Difference Between broadcast_coalesced and dist_broadcast_coalesced

I want to have experiments on my own strategy of distributed data parallel and I have read through the codes in torch.distributed. But I am confused by the following two C++ function. It seems that these two methods are doing the same job, namely broadcasting the tensors from a tensor from one gpu to the others.

My PyTorch version is v1.0.0.

  1. broadcast_coalesced in torch/csrc/cuda/comm.cpp
  2. distBroadcastCoalesced in torch/csrc/csrc/distributed/c10d/ddp.cpp

I am wondering the difference of usages between these two methods. Thanks!

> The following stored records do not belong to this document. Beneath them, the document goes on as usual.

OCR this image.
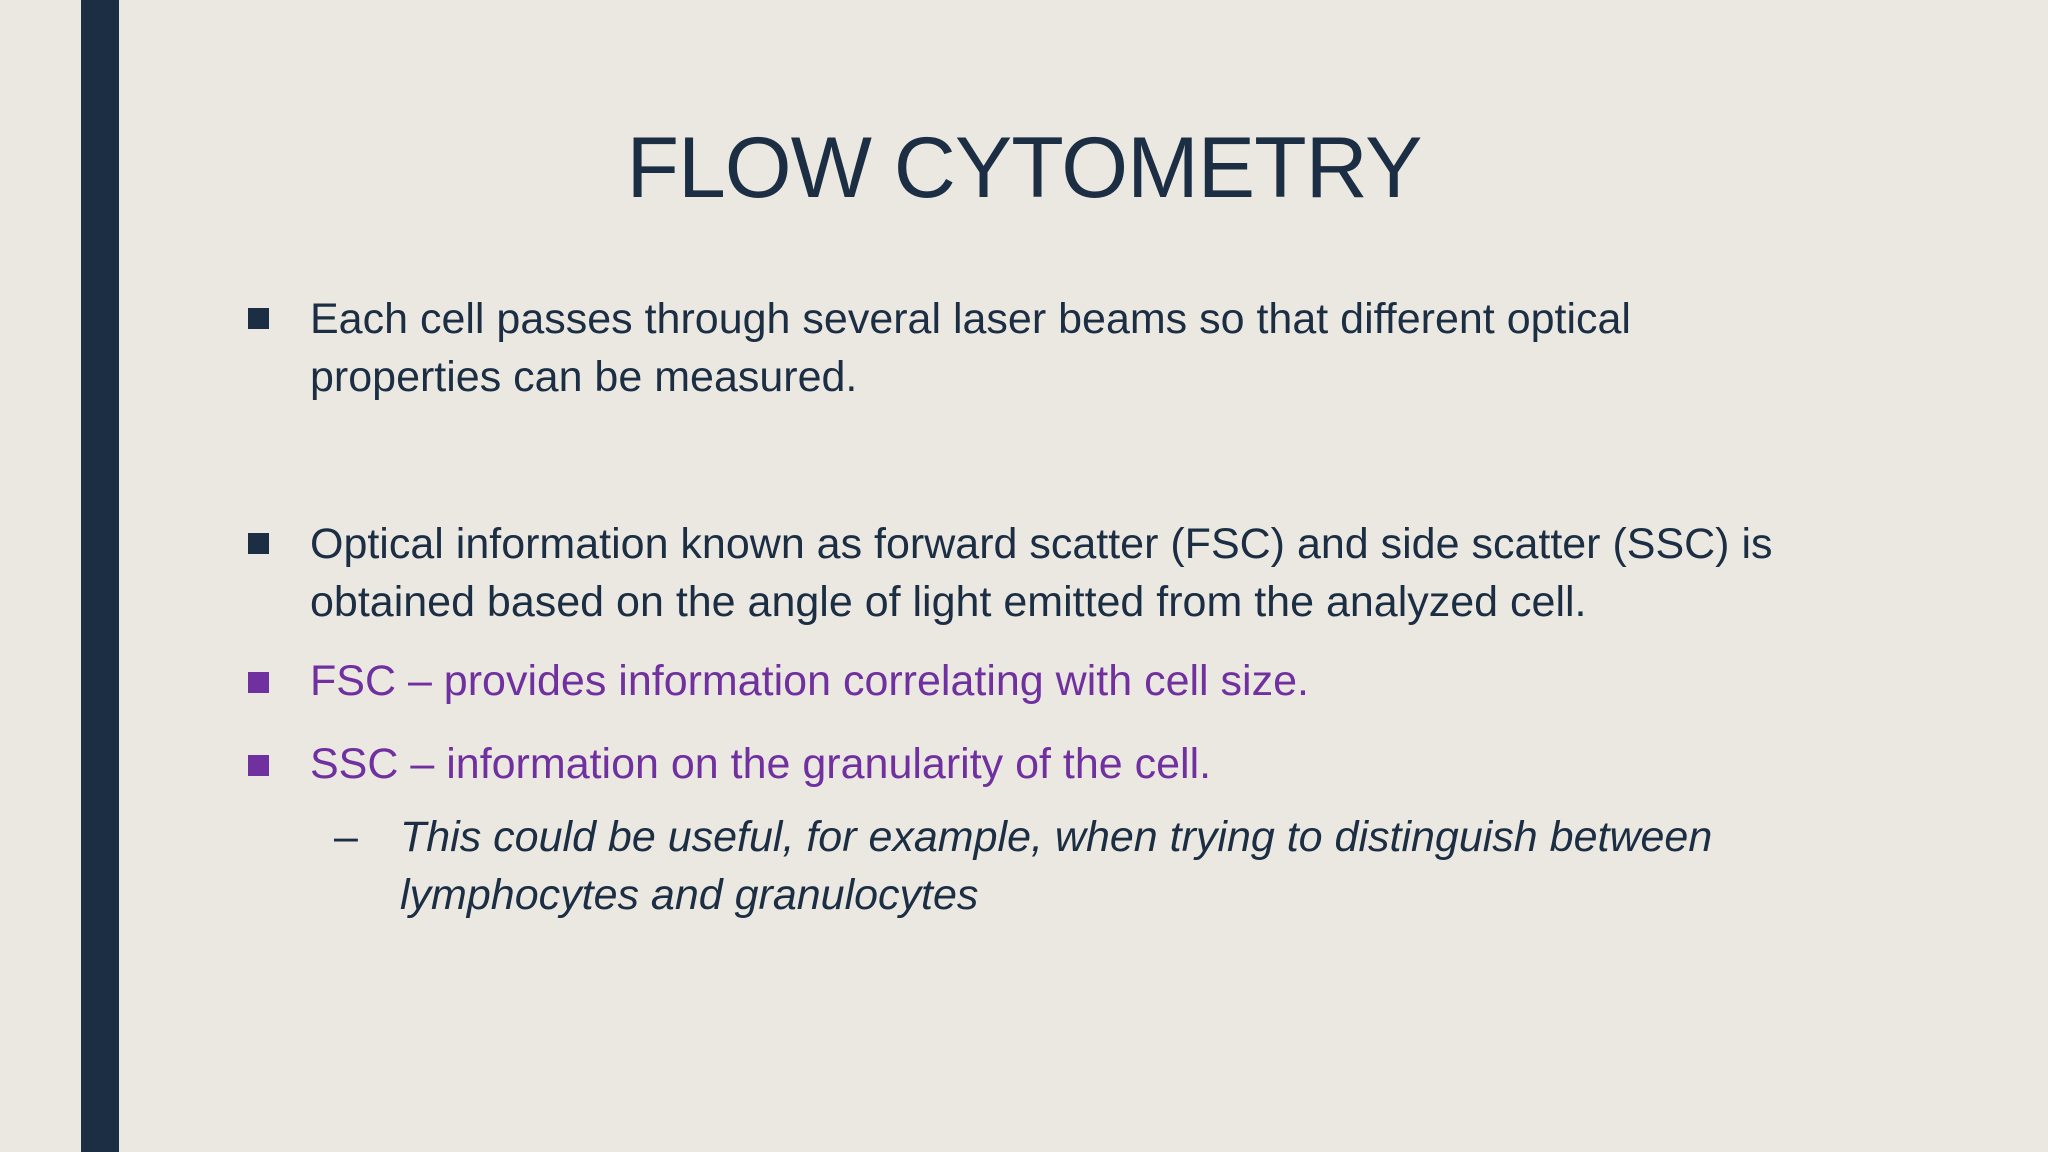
FLOW CYTOMETRY
Each cell passes through several laser beams so that different optical
properties can be measured.
Optical information known as forward scatter (FSC) and side scatter (SSC) is
obtained based on the angle of light emitted from the analyzed cell.
FSC – provides information correlating with cell size.
SSC – information on the granularity of the cell.
– This could be useful, for example, when trying to distinguish between
lymphocytes and granulocytes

broadcast_coalesced is used in a single process situation, when one process controls multiple gpus. distBroadcastCoalesced is used when there are multiple processes, and each process makes this call.

1 Like

FWIW, the function in ddp.cpp should be considered a private API, only to be used by DistributedDataParallel. For the upcoming release, it was removed and replaced with a function also called broadcast_coalesced in the c10d namespace. See https://github.com/pytorch/pytorch/blob/caa0d0c/torch/csrc/distributed/c10d/comm.h. See https://github.com/pytorch/pytorch/pull/20234 for the PR that added it.